Cats are smart creatures. Even though they can be trained to remember some things and are smart enough to recognize humans and animals they know, cats prefer to live in the here and now. This is good news, since it doesn’t always take a lot to get them frustrated!
Why Understanding Your Cat’s Sounds Matters
Even though cats cannot speak English like people do, cats do communicate their emotions. They even recognize and understand the emotions of their owners! This is the reason your cat might love on you a little extra on those days you aren’t feeling your best.
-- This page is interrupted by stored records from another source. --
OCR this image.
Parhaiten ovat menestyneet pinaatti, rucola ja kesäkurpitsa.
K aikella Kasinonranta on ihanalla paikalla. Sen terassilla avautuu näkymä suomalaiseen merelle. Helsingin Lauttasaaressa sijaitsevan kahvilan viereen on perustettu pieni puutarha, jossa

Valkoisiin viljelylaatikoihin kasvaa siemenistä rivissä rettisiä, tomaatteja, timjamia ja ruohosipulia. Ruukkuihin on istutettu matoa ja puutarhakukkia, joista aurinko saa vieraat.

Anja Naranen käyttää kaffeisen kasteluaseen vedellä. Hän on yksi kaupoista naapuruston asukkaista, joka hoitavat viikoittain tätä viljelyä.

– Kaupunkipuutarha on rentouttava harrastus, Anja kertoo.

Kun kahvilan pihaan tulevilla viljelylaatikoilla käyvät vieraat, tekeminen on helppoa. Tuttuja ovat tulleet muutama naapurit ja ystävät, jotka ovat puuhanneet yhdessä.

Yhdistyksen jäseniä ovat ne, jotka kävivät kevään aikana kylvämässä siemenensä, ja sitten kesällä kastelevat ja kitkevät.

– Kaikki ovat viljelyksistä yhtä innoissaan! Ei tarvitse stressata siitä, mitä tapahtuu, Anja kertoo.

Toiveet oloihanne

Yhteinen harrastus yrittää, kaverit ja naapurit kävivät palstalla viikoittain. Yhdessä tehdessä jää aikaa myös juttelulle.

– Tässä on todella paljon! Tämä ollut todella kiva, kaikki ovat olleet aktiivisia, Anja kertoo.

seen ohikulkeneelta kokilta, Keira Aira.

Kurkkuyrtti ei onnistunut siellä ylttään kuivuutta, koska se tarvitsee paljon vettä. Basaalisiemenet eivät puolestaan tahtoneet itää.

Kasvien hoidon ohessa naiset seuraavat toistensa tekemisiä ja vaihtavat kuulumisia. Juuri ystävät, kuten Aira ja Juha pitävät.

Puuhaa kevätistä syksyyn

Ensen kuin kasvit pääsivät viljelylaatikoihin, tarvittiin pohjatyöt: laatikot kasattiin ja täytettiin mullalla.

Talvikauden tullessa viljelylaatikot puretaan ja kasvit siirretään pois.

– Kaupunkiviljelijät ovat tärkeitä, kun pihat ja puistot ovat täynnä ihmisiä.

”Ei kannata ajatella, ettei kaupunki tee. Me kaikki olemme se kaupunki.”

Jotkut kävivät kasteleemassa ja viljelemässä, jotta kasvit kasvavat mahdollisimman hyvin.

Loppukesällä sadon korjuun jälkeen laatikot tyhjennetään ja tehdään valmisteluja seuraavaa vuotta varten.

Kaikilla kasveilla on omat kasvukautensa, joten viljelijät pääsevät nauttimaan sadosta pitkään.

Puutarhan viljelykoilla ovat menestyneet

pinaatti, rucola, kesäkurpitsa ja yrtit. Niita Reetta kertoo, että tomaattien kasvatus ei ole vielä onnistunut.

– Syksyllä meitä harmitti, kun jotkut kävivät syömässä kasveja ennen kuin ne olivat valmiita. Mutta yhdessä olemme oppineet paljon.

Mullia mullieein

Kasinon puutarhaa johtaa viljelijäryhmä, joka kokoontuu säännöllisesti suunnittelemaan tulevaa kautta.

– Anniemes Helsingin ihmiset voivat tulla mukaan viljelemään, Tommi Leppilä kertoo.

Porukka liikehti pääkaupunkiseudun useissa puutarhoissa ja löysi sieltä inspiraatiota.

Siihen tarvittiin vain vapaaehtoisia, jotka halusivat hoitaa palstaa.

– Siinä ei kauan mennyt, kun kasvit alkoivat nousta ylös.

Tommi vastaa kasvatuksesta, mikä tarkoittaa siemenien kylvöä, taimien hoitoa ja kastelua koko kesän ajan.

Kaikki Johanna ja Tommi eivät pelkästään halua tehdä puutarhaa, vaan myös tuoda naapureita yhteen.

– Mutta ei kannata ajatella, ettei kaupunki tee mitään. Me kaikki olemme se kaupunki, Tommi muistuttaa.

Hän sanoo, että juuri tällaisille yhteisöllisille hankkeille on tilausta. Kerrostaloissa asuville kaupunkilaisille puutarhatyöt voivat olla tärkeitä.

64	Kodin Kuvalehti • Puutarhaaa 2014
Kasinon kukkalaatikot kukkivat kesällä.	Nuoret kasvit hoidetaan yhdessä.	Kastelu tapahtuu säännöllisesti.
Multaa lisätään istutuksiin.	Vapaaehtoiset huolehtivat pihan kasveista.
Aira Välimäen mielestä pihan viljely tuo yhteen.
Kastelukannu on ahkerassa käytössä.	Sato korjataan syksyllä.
Since there is no one-size-fits-all guide when it comes to cat communication, understanding your cat is important for meeting their needs. It helps you know when they are upset, frustrated, tired, or even content.
The key to deciphering cat language is taking in clues from everything else going on around your cat. If they are frustrated because there is something out of their reach, then they will be staring at that item or actively reaching for it. If they run up on your lap and lay down before huffing, it’s a sign of contentedness and relaxation.
When to Be Concerned About Cat Huffing
In the case of normal cat huffing, there’s not really any reason to be concerned. Your cat is just trying to express their emotions.
One thing to pay attention to is what your cat is doing before, during, and after huffing. This gives you some hint as to the reason and meaning behind their huffing. For example, they might be exhausted if they’ve just finished playing or running around, or your cat might be content when they curl up in your lap.
If their huffing sounds last longer, then it may be a sign that they are panting or wheezing rather than just huffing. Some other signs that your cat is in distress is huffing accompanied by other sounds, like a rattling sound or a high-pitched whistling.
A wheezing cat should be closely monitored, especially if your cat hasn’t had feline asthma or other breathing problems in the past. Wheezing that is persistent or get worse might require emergency attention, especially if something is stopping your cat from breathing.
Cats that only wheeze intermittently should still be scheduled for a vet visit, especially if it becomes a regular occurrence. They can help you determine if an irritant like dust or smoke is to blame or if your cat is struggling with a respiratory infection. Your vet will also help you come up with a plan of treatment.
Huffing is just one of the many ways that your cat will communicate with you. In most cases, it’s not a cause for concern. Your kitty is just trying to share his or her emotions with you. They may be frustrated or tired. In some cases, cats even huff because they are content.
Huffing is usually something you don’t have to worry about. It’s just your cat trying to express themselves. If it’s accompanied by sounds of wheezing, however, it may indicate an underlying issue or health problem that needs to be addressed by a veterinarian.
Hopefully, this article has helped you understand a little bit more about why cats huff and the reason that they may communicate in this way. You might find yourself a little bit closer to understanding your feline companion now!